In [3]:
import pandas as pd
import numpy as np
from sklearn.model_selection import train_test_split
from sklearn.ensemble import RandomForestRegressor
from sklearn.metrics import mean_squared_error, r2_score

# Load and split data
df = pd.read_csv("cleaned_data_with_transaction_year.csv")
X = df.drop("price_per_unit_area", axis=1)
y = df["price_per_unit_area"]
X_train, X_test, y_train, y_test = train_test_split(X, y, test_size=0.2, random_state=42)

# Train Random Forest
model = RandomForestRegressor(random_state=42)
model.fit(X_train, y_train)

# Evaluate
y_pred = model.predict(X_test)
rf_rmse = np.sqrt(mean_squared_error(y_test, y_pred))
rf_r2 = r2_score(y_test, y_pred)

print("Random Forest RMSE:", rf_rmse)
print("Random Forest R²:", rf_r2)


Random Forest RMSE: 5.687590539891411
Random Forest R²: 0.8071725356880382


**Why Random Forest?**

Random Forest is an ensemble learning method that combines multiple decision trees to improve performance and reduce overfitting.
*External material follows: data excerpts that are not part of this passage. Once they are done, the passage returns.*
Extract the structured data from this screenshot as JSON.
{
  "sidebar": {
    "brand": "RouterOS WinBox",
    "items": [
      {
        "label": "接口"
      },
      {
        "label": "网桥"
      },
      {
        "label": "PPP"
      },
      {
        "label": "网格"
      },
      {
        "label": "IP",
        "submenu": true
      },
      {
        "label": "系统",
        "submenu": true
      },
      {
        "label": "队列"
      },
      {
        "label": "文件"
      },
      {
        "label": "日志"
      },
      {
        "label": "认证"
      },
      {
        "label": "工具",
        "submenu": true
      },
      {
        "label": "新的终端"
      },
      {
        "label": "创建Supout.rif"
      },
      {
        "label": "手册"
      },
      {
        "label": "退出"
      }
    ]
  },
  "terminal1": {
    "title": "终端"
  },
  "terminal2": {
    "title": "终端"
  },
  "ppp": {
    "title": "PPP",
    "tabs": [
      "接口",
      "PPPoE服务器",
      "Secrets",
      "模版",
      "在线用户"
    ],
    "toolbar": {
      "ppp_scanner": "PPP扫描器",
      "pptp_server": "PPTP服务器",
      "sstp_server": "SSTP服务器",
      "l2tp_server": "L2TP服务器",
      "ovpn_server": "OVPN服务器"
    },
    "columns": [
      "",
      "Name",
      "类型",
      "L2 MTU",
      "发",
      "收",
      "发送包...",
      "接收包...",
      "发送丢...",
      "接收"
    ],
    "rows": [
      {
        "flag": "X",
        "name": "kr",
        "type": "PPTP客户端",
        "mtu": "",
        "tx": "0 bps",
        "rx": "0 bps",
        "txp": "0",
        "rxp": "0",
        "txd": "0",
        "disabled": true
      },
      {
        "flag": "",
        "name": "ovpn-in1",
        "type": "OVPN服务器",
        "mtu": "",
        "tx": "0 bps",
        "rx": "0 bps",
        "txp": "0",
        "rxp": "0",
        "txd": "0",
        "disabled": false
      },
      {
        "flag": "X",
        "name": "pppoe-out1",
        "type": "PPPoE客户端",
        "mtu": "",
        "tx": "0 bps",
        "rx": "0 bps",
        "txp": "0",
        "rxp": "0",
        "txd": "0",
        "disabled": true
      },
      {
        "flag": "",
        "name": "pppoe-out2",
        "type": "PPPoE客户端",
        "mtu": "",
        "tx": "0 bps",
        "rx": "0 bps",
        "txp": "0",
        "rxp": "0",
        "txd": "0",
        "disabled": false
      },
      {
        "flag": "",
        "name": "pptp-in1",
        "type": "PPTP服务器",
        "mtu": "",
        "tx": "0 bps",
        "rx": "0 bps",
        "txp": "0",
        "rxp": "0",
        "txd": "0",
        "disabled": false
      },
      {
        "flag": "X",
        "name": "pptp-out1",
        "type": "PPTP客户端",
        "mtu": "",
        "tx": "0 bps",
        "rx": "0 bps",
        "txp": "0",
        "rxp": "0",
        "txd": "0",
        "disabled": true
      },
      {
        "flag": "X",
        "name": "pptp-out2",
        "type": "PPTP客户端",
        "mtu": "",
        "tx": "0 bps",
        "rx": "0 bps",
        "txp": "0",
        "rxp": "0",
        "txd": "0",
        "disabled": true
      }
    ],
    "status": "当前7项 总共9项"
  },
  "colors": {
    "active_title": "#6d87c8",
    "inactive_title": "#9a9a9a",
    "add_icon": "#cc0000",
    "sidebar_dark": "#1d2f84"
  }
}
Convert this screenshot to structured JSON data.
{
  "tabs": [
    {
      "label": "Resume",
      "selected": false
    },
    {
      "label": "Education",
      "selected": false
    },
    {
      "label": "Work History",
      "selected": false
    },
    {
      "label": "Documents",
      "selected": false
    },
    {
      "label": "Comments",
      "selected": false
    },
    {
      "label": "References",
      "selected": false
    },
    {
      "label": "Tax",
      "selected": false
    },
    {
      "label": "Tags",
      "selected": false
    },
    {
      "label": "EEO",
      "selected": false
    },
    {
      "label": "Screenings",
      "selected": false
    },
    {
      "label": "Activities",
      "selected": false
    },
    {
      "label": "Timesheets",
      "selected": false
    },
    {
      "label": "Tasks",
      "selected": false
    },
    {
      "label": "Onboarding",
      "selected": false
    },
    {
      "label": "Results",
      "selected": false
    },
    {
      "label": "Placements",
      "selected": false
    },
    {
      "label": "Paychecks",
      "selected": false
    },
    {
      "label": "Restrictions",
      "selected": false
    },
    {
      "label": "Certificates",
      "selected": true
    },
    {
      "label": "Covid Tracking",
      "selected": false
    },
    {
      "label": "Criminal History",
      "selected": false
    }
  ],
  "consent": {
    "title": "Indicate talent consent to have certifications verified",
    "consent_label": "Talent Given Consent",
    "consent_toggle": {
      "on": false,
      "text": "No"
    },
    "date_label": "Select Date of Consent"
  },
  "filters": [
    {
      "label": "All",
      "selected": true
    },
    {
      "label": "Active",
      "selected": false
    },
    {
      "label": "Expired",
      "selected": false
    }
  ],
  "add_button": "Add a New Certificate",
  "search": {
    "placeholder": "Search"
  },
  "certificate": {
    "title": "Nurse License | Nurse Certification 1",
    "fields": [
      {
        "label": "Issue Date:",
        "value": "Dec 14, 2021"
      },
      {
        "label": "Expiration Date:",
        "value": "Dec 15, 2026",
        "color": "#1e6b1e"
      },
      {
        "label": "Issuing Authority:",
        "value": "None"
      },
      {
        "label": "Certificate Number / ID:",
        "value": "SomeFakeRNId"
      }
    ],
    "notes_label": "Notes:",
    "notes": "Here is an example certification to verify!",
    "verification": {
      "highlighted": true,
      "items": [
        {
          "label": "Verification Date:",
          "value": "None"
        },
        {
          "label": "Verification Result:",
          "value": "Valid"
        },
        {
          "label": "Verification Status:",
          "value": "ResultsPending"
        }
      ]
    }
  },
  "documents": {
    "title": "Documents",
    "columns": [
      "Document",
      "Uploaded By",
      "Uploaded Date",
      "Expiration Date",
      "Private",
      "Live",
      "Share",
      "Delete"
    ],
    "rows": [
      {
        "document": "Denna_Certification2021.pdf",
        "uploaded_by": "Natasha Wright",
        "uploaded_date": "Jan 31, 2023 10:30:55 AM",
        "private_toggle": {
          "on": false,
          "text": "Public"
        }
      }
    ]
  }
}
It averages the results from many models, making it more robust and accurate compared to a single decision tree.

Performance Comparison
Model Used: Random Forest Regressor

RMSE: 5.69

R² Score: 0.81

Interpretation:
The R² score of 0.81 indicates that 81% of the variance in the target variable (price_per_unit_area) is explained by the model.

The RMSE of 5.69 is relatively low, showing that the predictions are quite close to the actual values.



Comparison with Previous Models:
Compared to simpler models (like linear regression), Random Forest often shows better performance because:

It captures nonlinear relationships

It handles outliers and noise better

It’s more robust and accurate

Conclusion:
The Random Forest model demonstrated strong performance in predicting housing prices per unit area. It outperformed earlier approaches and confirmed that ensemble methods can enhance prediction accuracy in real estate datasets.